Chaplin Diary, Part 12: The Gold Rush

As I chronologically move through Charlie Chaplin’s work as a director, I now come to his first feature-length masterpiece, The Gold Rush. His 1925 epic belongs on any list of great films – including mine.

I’ve already written two articles on The Gold Rush: a report on a screening with the San Francisco Symphony Orchestra, and a Blu-ray review. What else can I say about the movie?

A few things. I can briefly explain why this is a masterpiece. And I can discuss its position in Chaplin’s life and work.

In The Gold Rush, Chaplin places his alter ego, Charlie, into the Alaskan Gold Rush – relatively recent history in 1925. It’s a setting filled with violent men in an even more violent climate. A man drops from exhaustion. Two men are violently shot down. Another dies when a glacier splits. Starvation is always a real threat.

And yet there’s Charlie, funny as ever, in the middle of all this. He performs some of his funniest routines in The Gold Rush, including eating his shoe as if he was dining in the best restaurant. And even in the rough world of America’s last wild-west frontier, he’s an outcast. The first dancehall scene says everything one needs to say about being lonely in a crowd.

For his first new leading lady in nearly a decade, Chaplin picked the not-quite-16-year-old Lita Grey (born Lillita Louise MacMurray). They became lovers, and she became pregnant. To avoid a stiff prison sentence, he married her. This was the second time Chaplin impregnated a minor and picked matrimony over jail. Neither marriage lasted.

A pregnant leading lady is always a problem when making a movie, and especially with Chaplin’s slow working methods. He didn’t want to shoot around a growing belly. So he fired his wife and hired 19-year-old Georgia Hale to take her place. By the end of the shoot, they were lovers.

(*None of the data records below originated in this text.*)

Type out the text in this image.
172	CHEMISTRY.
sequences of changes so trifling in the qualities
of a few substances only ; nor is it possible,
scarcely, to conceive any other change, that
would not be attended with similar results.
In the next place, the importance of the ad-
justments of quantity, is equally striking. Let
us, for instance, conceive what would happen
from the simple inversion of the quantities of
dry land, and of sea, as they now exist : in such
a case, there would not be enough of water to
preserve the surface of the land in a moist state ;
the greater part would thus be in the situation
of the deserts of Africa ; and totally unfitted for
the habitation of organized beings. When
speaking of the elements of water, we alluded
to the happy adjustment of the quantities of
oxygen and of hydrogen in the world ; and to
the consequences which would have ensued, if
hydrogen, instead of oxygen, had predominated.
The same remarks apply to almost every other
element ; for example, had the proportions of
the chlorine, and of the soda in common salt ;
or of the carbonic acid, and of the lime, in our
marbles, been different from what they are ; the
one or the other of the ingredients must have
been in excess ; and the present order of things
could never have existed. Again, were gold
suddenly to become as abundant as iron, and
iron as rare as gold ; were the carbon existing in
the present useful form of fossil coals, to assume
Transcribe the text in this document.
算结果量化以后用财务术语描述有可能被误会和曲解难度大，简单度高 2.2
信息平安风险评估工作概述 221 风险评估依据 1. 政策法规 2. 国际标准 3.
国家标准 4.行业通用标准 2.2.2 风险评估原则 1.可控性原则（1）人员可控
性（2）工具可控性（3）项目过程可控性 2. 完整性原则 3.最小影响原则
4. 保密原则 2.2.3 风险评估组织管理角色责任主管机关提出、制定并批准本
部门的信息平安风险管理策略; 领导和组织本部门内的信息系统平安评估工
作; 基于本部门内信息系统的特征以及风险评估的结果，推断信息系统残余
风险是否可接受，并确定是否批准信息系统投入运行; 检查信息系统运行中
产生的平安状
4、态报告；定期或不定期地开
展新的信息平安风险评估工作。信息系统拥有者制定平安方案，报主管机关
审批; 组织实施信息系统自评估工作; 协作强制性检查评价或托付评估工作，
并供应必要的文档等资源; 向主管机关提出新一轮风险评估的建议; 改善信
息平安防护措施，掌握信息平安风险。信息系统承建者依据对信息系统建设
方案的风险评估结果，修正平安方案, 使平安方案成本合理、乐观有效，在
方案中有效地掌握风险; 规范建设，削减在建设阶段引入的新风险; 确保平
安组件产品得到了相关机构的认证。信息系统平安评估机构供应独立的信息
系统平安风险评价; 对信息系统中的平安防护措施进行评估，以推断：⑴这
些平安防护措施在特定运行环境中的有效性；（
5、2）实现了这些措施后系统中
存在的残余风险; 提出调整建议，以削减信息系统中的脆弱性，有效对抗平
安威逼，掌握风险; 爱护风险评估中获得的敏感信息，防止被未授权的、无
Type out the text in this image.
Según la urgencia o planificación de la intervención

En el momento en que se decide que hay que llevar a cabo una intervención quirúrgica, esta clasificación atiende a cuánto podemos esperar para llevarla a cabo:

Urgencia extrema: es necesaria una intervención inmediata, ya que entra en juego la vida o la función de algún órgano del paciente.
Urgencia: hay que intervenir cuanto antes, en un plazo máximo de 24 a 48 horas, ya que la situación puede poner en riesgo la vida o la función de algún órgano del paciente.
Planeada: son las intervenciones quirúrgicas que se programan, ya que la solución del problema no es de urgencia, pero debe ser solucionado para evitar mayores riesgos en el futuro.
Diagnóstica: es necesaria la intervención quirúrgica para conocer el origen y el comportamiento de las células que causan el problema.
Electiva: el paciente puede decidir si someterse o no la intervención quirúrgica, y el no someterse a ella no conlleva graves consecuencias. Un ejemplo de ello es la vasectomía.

Hale gives a very good performance as the dancehall girl who uses and teases the tramp before she falls in love with him. The character may have been inspired by Chaplin’s mother, who worked as a prostitute in the South African gold rush and came home pregnant. In Hollywood movies, dancehall girl is a euphemism for prostitute.

Chaplin’s former Keystone co-star Mack Swain plays Charlie’s friend with a strange combination of subtle humor and over-the-top mugging. But Swain’s “Big Jim” can be a dangerous friend to have around – especially when hunger makes him mistake Charlie for a giant chicken. Chaplin regular Henry Bergman plays a small and forgettable role. (You know you’ve seen a lot of Chaplin films when you can recognize Bergman.)

Chaplin was always an intimate filmmaker. He wasn’t interested in huge crowds or impressive scenery – he wanted the camera focused on him. Yet he starts The Gold Rush with a spectacular sequence of men trudging up the dangerously high and snowy Chilkoot Pass in their search for gold (the location was actually near Truckee, CA). But when Charlie first appears, he hikes on a mountain path that was clearly built in the studio. He didn’t really like working in snow; he couldn’t control it.

Every famous, extended comic sequence in the movie, and there are plenty, are set indoors – mostly in small cabins. Chaplin was using spectacle to create a context for his small, intimate, and extremely funny comedy.

Happy endings are rare in Chaplin’s work. His films often ended with Charlie alone and hopeful. But The Gold Rush gives us the happiest ending of any Chaplin feature.

In 1942, Chaplin recut The Gold Rush, removed the intertitles, and replaced them with a truly awful narration. Chaplin’s estate still insists that the sound version is the definitive Gold Rush. I beg to differ. (And no, I’m not going to write a separate diary entry on the narrated version. If you want my opinion on it, see my Blu-ray review.)